Senior Data Engineer with 13+ years of experience architecting and optimizing large-scale, cloud-native data platforms across AWS, Azure, and GCP. Expert in building high-performance, fault-tolerant data ecosystems using Spark, Flink, Kafka, Delta Lake, and modern Data Mesh and Lakehouse architectures. Skilled in developing streaming and batch pipelines, implementing CDC frameworks, and enforcing metadata-driven governance, lineage, and observability at enterprise scale. Proficient in Python, Scala, Rust, SQL, and Terraform, with advanced expertise in schema evolution, data virtualization (Trino, Denodo, Starburst), and distributed query optimization. Adept at enabling feature stores, real-time analytics (Pinot, Druid, Materialize), and ML data pipelines, while driving platform scalability, cost efficiency, and DataOps automation across complex, federated data environments.

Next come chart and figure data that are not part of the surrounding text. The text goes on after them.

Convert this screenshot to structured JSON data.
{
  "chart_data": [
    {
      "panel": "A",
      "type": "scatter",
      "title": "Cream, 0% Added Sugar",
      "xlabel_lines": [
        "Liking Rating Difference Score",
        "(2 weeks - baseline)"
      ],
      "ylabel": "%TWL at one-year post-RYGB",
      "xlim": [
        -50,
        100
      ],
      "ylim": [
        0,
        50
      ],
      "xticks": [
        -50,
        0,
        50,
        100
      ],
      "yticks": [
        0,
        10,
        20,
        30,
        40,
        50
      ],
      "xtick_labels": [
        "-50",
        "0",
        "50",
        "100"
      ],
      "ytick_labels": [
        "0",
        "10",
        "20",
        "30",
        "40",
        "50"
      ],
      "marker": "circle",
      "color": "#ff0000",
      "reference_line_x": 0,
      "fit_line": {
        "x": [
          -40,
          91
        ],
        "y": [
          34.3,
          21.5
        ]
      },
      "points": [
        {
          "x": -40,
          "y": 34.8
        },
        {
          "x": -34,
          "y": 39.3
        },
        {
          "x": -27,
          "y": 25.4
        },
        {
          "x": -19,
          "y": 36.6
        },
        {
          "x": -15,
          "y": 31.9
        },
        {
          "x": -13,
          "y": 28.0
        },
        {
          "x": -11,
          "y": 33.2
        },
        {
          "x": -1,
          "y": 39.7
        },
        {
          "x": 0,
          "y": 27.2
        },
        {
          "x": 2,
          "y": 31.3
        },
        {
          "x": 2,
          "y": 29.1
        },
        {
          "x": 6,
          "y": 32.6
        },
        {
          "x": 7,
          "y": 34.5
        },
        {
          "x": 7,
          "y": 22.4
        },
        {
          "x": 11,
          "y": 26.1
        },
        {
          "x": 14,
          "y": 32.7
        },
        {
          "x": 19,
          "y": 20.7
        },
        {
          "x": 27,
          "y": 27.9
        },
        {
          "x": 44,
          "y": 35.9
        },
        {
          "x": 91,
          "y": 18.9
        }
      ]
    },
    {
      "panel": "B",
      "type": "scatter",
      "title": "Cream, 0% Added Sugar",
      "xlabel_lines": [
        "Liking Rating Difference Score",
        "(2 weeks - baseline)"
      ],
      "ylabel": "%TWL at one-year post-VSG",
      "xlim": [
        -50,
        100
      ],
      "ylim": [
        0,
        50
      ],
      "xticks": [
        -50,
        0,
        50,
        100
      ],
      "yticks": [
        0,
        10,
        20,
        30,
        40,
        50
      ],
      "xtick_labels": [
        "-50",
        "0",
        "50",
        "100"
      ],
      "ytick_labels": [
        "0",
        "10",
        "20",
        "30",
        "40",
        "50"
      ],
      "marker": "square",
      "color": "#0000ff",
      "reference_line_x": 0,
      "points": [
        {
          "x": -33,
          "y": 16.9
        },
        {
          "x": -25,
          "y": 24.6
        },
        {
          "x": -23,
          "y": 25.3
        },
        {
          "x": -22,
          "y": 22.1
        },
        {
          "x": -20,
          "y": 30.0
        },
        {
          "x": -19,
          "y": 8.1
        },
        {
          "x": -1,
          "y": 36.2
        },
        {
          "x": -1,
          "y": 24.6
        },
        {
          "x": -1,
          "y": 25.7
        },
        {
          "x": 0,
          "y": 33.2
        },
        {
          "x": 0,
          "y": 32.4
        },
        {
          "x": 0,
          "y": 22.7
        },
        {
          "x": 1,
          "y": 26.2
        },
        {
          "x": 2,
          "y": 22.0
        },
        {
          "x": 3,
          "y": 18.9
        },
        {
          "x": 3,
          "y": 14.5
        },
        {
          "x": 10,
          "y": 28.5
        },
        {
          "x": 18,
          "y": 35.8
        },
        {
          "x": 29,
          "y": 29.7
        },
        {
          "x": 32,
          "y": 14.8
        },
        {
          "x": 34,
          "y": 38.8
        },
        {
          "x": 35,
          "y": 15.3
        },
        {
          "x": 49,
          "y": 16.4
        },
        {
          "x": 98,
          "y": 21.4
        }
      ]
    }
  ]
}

1. Multi-Cloud Lakehouse Integration Platform
Tech: Delta Lake, Apache Iceberg, Spark, Airflow, Dagster, AWS, Azure, Apache Atlas, OpenMetadata
Description:
Designed and built a unified multi-cloud Lakehouse platform enabling cross-cloud analytics across AWS and Azure. Implemented Delta Lake and Apache Iceberg for versioned storage, schema evolution, and ACID guarantees. Created metadata-driven ingestion workflows using Airflow and Dagster with full lineage tracking via Apache Atlas and OpenMetadata. Introduced modular data zones, governed schema propagation, and scalable compute layers for structured, semi-structured, and unstructured workloads.
2. Real-Time Streaming & CDC Pipeline Framework
Tech: Apache Flink, Kafka Streams, Kafka Connect, Debezium, Kubernetes, Terraform
Description:
Engineered a distributed streaming framework delivering continuous data synchronization across operational and analytical systems. Implemented Debezium-based CDC flows for relational sources and built transformation layers with Flink and Kafka Streams. Containerized and deployed the entire stack on Kubernetes using Terraform for infrastructure provisioning. Added schema-registry-driven compatibility rules and event routing patterns for consistent, deterministic streaming behavior across microservices.
3. Data Quality & Observability Automation Layer
Tech: Spark, Python, Deequ, Great Expectations, Prometheus, OpenTelemetry, Grafana
Description:
Developed a comprehensive DataOps observability stack combining data validation, lineage propagation, and pipeline health monitoring. Automated quality checks using Deequ and Great Expectations integrated directly into Spark ETL and ELT workflows. Implemented OpenTelemetry-based tracing across pipelines and instrumented Prometheus exporters for systemlevel metrics. Built Grafana dashboards for operational visibility, schema drift detection, anomaly surfacing, and pipeline reliability insights.